Martin Short: Uma Vida de Comédia inscreve-se num padrão industrial nítido. O filme sobre Chevy Chase, o de John Candy, o de Will Ferrell com Adam McKay, o projeto sobre Eddie Murphy: as plataformas de streaming estão a percorrer sistematicamente a geração SCTV-SNL enquanto os protagonistas estão vivos para responder.

A maioria destes filmes é feita no registo corporativo da retrospetiva. Este distingue-se em dois pontos concretos: é dirigido por um colega de ofício e a própria família de Short aparece diante das câmaras.

Há uma segunda âncora, mais cultural. O público atual valoriza a amabilidade exibida em público de uma forma que há cinco anos não era central, e Short — que passou cinco décadas a ser amável dentro e fora de cena — tornou-se o exemplo canónico contemporâneo de como se apresenta a generosidade profissional sustentada. Para o espectador português, o rosto de Short chega carregado de capital cultural acumulado: Franck Eggelhoffer em O Pai da Noiva e, mais recentemente, a parceria com Steve Martin em Only Murders in the Building.

O filme não precisa de explicar quem é Short.
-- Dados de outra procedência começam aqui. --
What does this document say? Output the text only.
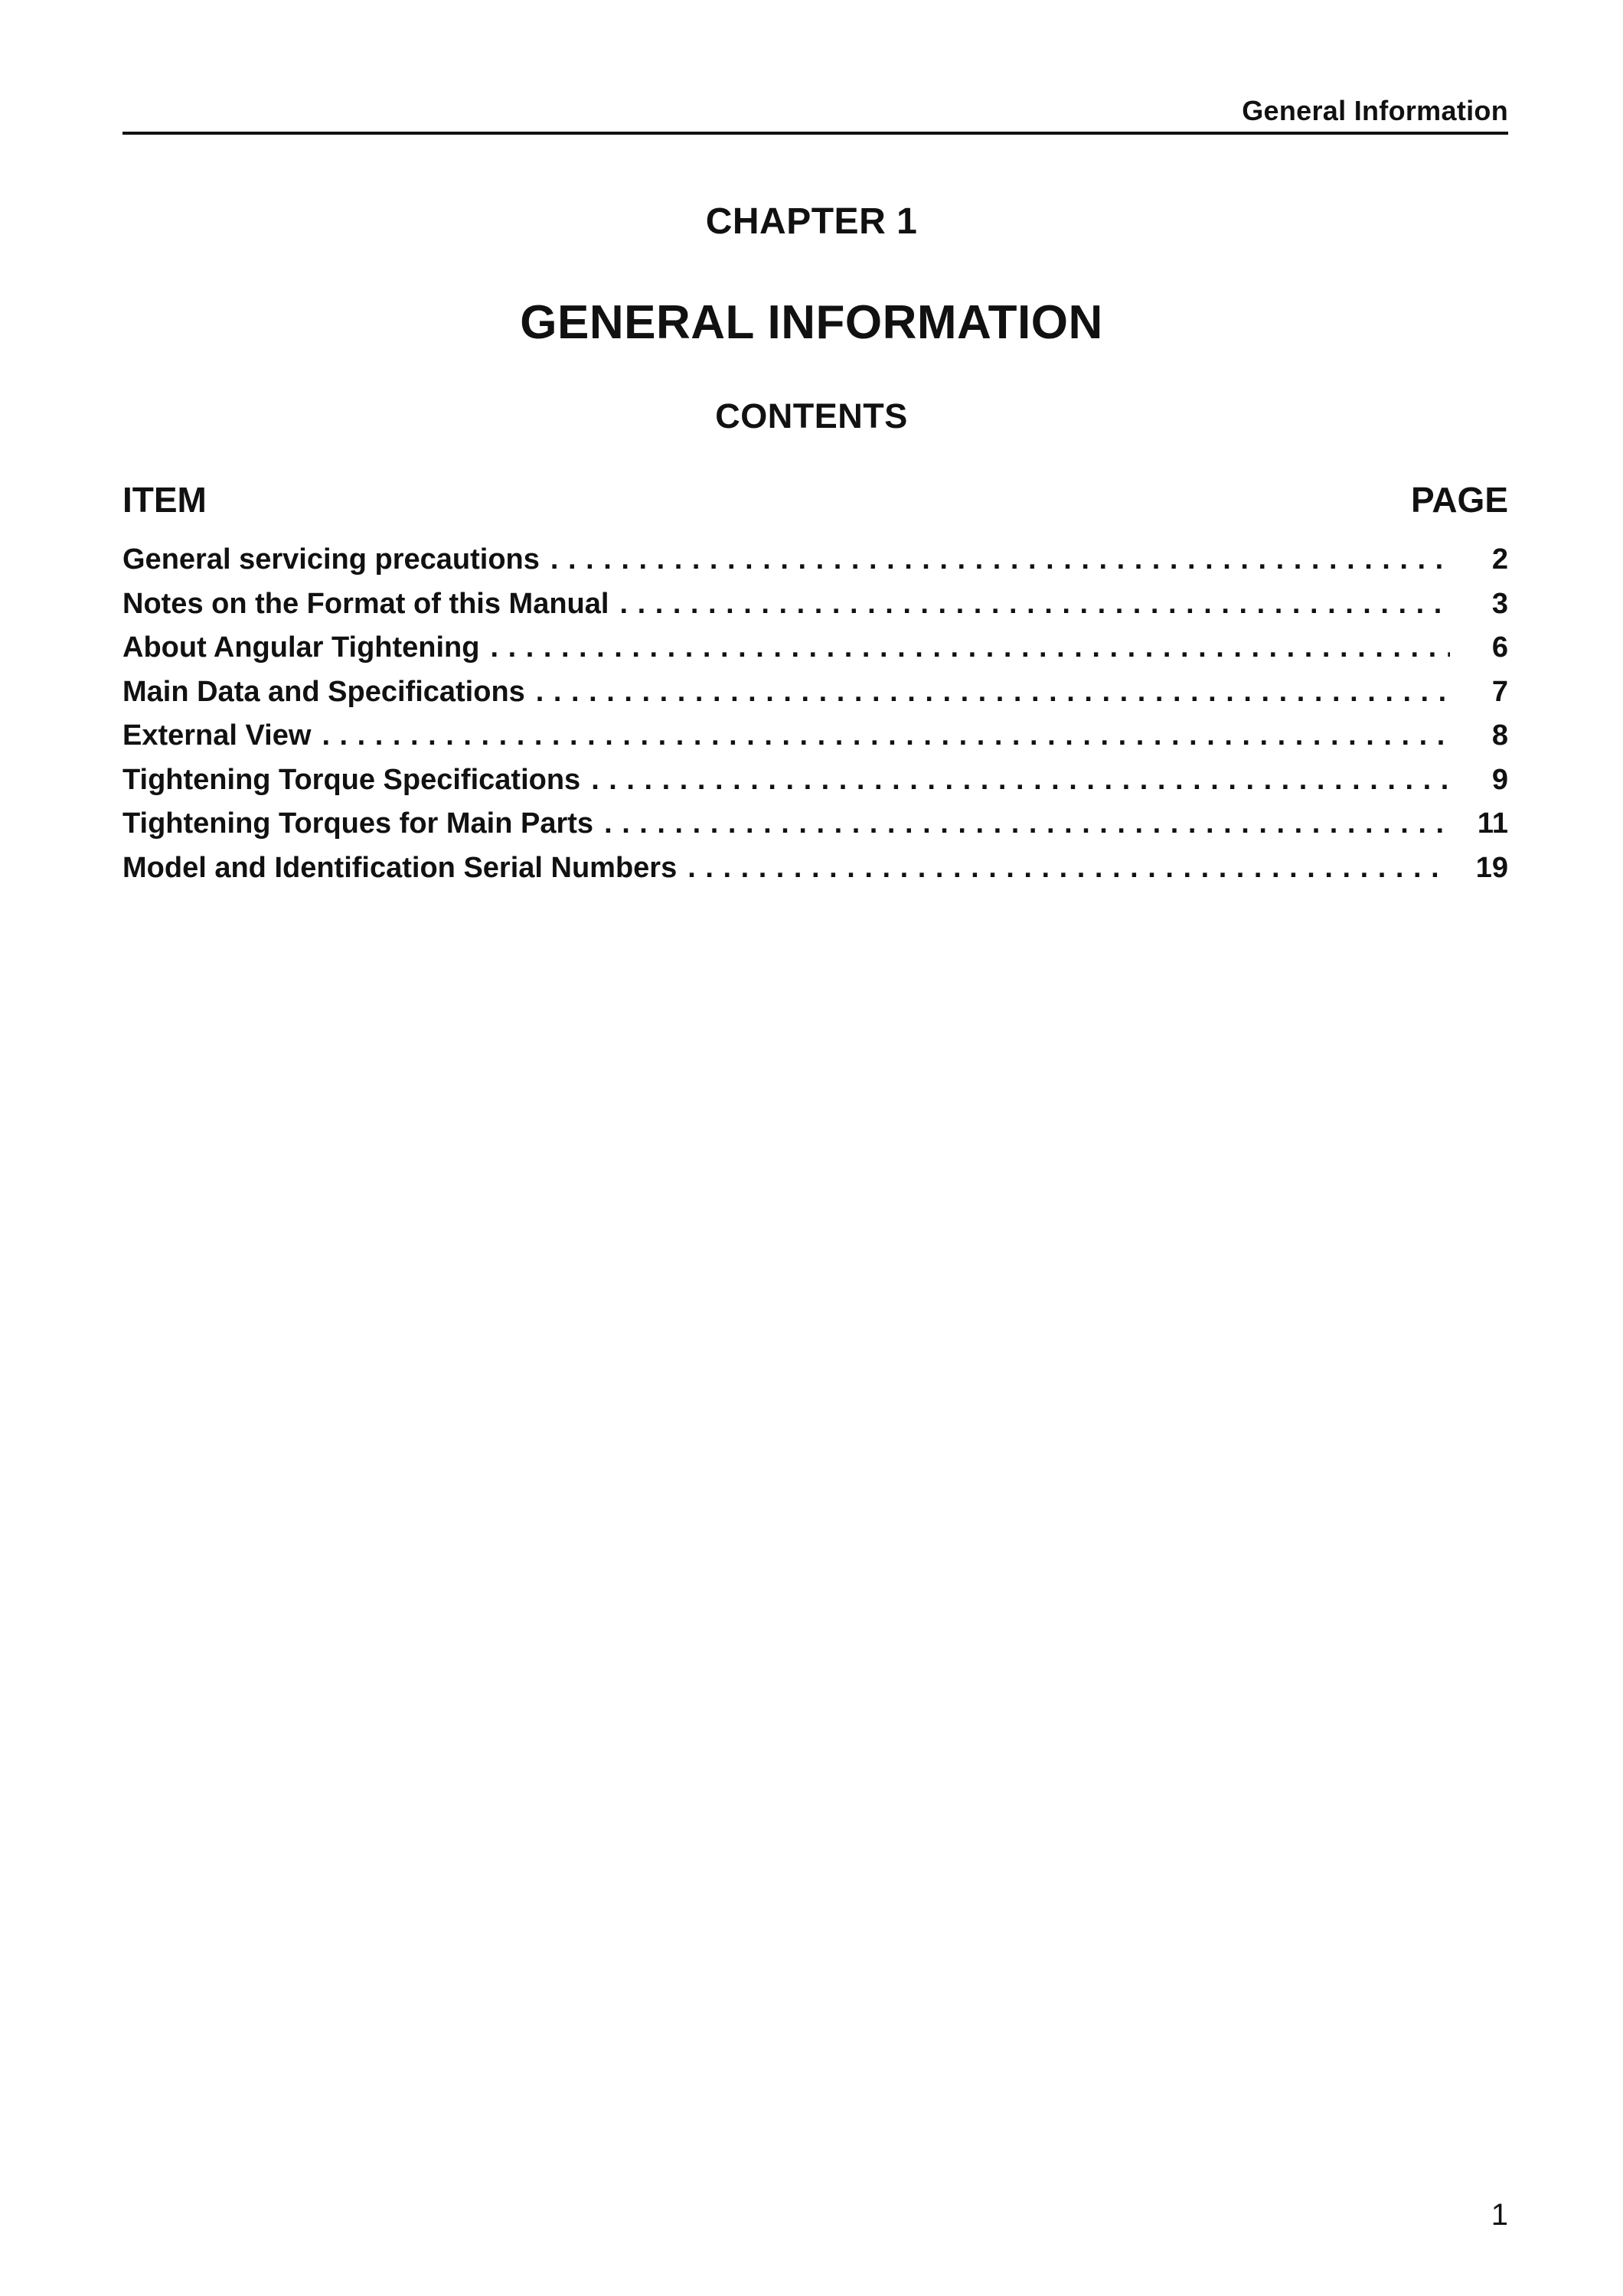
General Information
CHAPTER 1
GENERAL INFORMATION
CONTENTS
ITEM	PAGE
General servicing precautions . . .	2
Notes on the Format of this Manual . . .	3
About Angular Tightening . . .	6
Main Data and Specifications . . .	7
External View . . .	8
Tightening Torque Specifications . . .	9
Tightening Torques for Main Parts . . .	11
Model and Identification Serial Numbers . . .	19
1
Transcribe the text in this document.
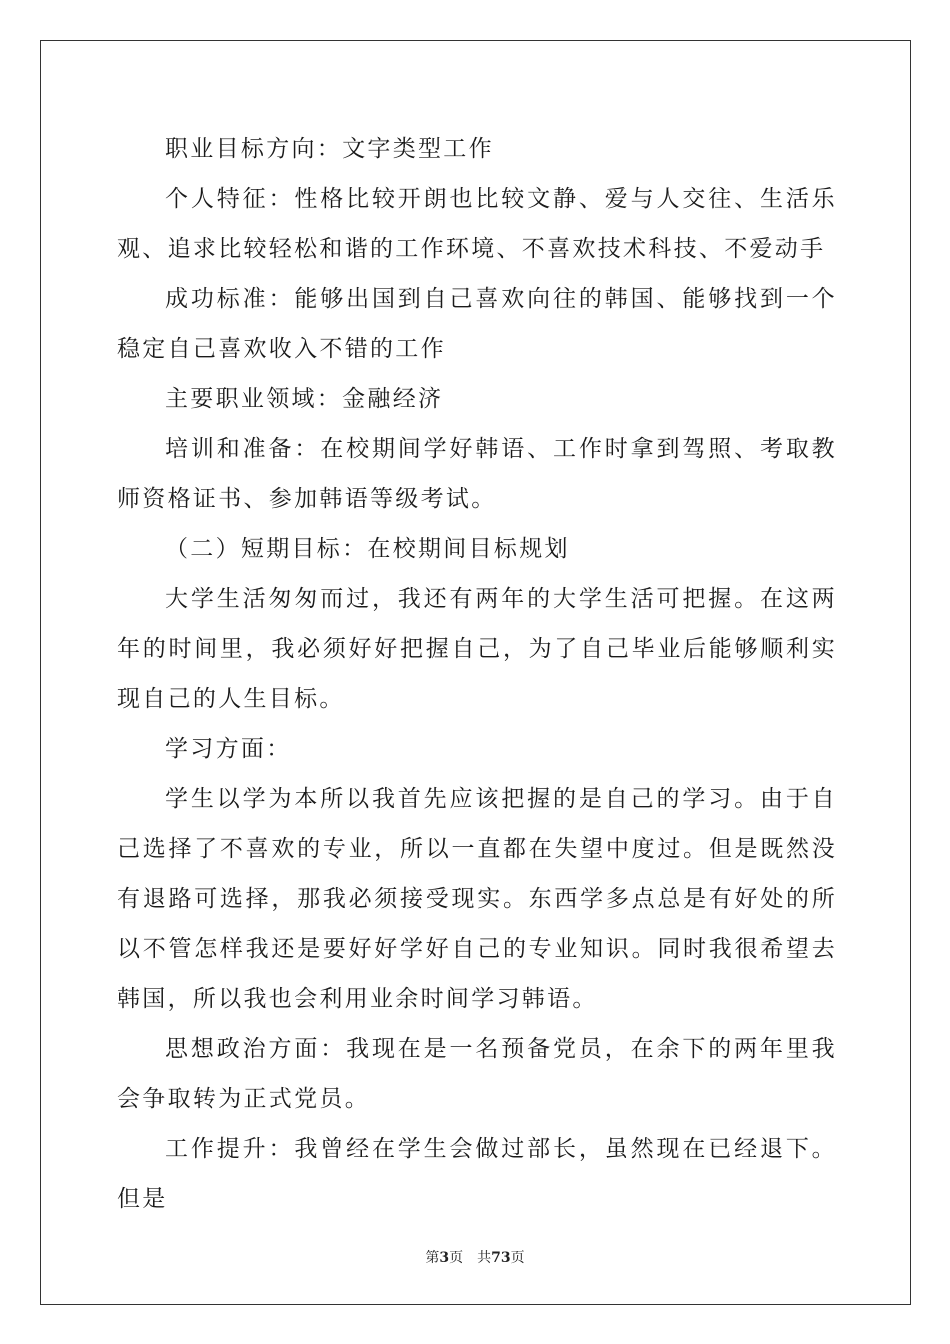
职业目标方向：文字类型工作

个人特征：性格比较开朗也比较文静、爱与人交往、生活乐观、追求比较轻松和谐的工作环境、不喜欢技术科技、不爱动手

成功标准：能够出国到自己喜欢向往的韩国、能够找到一个稳定自己喜欢收入不错的工作

主要职业领域：金融经济

培训和准备：在校期间学好韩语、工作时拿到驾照、考取教师资格证书、参加韩语等级考试。

（二）短期目标：在校期间目标规划

大学生活匆匆而过，我还有两年的大学生活可把握。在这两年的时间里，我必须好好把握自己，为了自己毕业后能够顺利实现自己的人生目标。

学习方面：

学生以学为本所以我首先应该把握的是自己的学习。由于自己选择了不喜欢的专业，所以一直都在失望中度过。但是既然没有退路可选择，那我必须接受现实。东西学多点总是有好处的所以不管怎样我还是要好好学好自己的专业知识。同时我很希望去韩国，所以我也会利用业余时间学习韩语。

思想政治方面：我现在是一名预备党员，在余下的两年里我会争取转为正式党员。

工作提升：我曾经在学生会做过部长，虽然现在已经退下。但是

第3页 共73页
Precisa de explicar de que é feito.

A pergunta que o filme não fecha

A pergunta que o documentário abre e não fecha é a mesma que organizou a vida profissional de Short. Se a alegria é uma disciplina, o que é que essa disciplina processa? Que custo, exatamente, o público nunca vê?

O filme não responde. Em vez disso, regista a decisão repetida — esse ato de se apresentar, dia após dia, durante cinquenta anos, para fazer rir.

Os últimos minutos mostram Short no seu personagem Jiminy Glick, a olhar para a câmara e a deixar cair: “agora toda a gente tem um documentário”. Ele sabe que está num tapete rolante. Decidiu subir nele por sua iniciativa. E esse gesto, sugere o filme, também faz parte da disciplina.

Martin Short: Uma Vida de Comédia estreia na Netflix a 12 de maio de 2026. Lawrence Kasdan realiza. Brian Grazer e Ron Howard são produtores executivos pela Imagine Documentaries; produzem Sara Bernstein, Meredith Kaulfers, Christopher St. John, Justin Wilkes, Kasdan e Blair Foster.

Marty, Life Is Short
Marty, Life is Short. Martin Short in Marty, Life is Short. Cr. Courtesy of Netflix © 2026

No ecrã aparecem Steve Martin, Eugene Levy, Catherine O’Hara, Tom Hanks, John Mulaney, Steven Spielberg e Rita Wilson. Os filhos de Short, Michael e Oliver, também participam.

É o segundo projeto Netflix centrado em Short, depois do especial de stand-up de 2018 An Evening You Will Forget for the Rest of Your Life, gravado com Steve Martin. Tem 75 anos. Continua a filmar Only Murders in the Building. O trabalho — como diz à câmara no documentário — é a coisa que continua a escolher.